In Ottawa, on Monday, the Canadian Produce Council endorsed this plan and approved the work of the Industry to date. It is hoped the other bodies will do likewise.
Let us always bear in mind that the more poultry and poultry products consumed in Canada, the more we can produce, thus giving more volume for the hatcheryman, more volume to the distributor and higher prices to the producer.

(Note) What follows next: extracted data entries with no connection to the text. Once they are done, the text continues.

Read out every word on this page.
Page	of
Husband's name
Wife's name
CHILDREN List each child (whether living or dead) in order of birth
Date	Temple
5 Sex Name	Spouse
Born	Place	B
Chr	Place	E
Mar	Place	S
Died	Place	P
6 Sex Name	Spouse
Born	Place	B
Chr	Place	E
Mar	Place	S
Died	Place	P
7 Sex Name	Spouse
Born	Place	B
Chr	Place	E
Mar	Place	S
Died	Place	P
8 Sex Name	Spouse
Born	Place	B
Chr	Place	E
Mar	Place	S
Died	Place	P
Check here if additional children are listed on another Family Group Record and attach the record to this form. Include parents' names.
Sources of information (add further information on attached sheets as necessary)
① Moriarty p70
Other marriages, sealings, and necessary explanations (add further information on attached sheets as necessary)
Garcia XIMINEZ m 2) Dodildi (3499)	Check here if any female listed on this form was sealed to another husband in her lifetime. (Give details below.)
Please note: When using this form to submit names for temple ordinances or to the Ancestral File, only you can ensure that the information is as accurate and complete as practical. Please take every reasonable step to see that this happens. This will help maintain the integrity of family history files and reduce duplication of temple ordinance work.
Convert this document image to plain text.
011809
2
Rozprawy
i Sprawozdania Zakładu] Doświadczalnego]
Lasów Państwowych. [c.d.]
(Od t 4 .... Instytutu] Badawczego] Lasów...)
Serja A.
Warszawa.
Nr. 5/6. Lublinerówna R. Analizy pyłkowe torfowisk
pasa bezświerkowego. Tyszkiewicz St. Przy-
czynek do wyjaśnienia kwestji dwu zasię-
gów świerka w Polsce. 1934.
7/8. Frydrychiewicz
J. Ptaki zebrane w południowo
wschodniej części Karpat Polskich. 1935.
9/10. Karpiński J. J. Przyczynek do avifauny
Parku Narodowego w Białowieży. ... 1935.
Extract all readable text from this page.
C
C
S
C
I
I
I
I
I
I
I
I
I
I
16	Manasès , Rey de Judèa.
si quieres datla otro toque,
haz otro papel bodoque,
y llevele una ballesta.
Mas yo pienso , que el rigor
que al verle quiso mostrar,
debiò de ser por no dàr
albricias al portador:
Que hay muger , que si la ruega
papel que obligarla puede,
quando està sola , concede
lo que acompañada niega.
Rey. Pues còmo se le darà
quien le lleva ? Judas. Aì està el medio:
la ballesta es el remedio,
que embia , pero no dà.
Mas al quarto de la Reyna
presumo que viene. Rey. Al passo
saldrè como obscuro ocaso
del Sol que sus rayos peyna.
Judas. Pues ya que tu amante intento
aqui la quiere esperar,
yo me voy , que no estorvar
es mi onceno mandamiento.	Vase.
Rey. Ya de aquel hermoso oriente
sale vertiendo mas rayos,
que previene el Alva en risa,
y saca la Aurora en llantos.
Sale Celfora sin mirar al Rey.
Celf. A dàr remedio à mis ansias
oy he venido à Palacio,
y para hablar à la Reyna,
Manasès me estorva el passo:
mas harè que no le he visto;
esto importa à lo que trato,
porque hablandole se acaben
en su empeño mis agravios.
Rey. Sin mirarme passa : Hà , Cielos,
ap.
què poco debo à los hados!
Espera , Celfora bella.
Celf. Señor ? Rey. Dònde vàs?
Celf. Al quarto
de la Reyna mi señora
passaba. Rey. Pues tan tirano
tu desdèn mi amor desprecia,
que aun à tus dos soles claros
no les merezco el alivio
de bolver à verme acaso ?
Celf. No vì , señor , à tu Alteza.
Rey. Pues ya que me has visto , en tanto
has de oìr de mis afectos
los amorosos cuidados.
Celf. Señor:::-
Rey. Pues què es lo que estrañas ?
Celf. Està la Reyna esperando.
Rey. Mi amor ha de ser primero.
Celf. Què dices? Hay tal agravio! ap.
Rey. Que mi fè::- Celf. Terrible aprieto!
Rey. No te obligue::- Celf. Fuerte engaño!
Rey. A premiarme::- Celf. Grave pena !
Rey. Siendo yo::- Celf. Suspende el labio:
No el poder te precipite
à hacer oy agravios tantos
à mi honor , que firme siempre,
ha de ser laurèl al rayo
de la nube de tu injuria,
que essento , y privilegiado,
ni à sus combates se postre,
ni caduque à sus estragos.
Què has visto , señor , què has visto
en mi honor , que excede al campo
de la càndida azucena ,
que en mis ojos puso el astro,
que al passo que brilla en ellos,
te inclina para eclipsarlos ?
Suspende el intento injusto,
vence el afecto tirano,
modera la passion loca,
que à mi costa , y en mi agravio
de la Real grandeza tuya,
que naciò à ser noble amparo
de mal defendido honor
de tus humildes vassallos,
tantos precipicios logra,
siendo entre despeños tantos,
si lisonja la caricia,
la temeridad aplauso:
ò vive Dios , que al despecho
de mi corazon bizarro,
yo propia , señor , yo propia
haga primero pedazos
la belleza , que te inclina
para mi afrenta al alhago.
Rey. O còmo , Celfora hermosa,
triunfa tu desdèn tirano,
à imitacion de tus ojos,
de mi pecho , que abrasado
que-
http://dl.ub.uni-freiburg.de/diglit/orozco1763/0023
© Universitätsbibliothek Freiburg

Mr. Chairman, I could go on and on, but I fear I have already monopolized too much of your Convention time. In conclusion, let me issue a warning. Consumption of poultry and poultry products has been good. Some may feel we do not need to publicize them. That is a dangerous myth. Business and therefore earnings have been unduly inflated by artificial factors. First we had the tremendous demands on production generated by World War II. Then the backlog of postwar needs both home and abroad. Now the requirements of rearmament. This sequence of extraordinary demands has lasted a long time. Some experts believe it will continue a year or two longer, again building up deferred needs in some lines. But unless we start the sequence all over again with a third world war, which God forbid, we must contemplate a slackening of these boom conditions and the return to what might be called normal industrial activity. When that time comes the consumer will tighten his belt. If Mr. & Mrs. Canada are to continue to eat poultry and eggs in good volume they must be made aware of the body building values of the products you produce and shown how to prepare them in the most palatable manner. I sincerely believe your Poultry Products Institute of Canada can and will do that job for you. Therefore, I also believe that it is worthy of your mental, physical and financial support.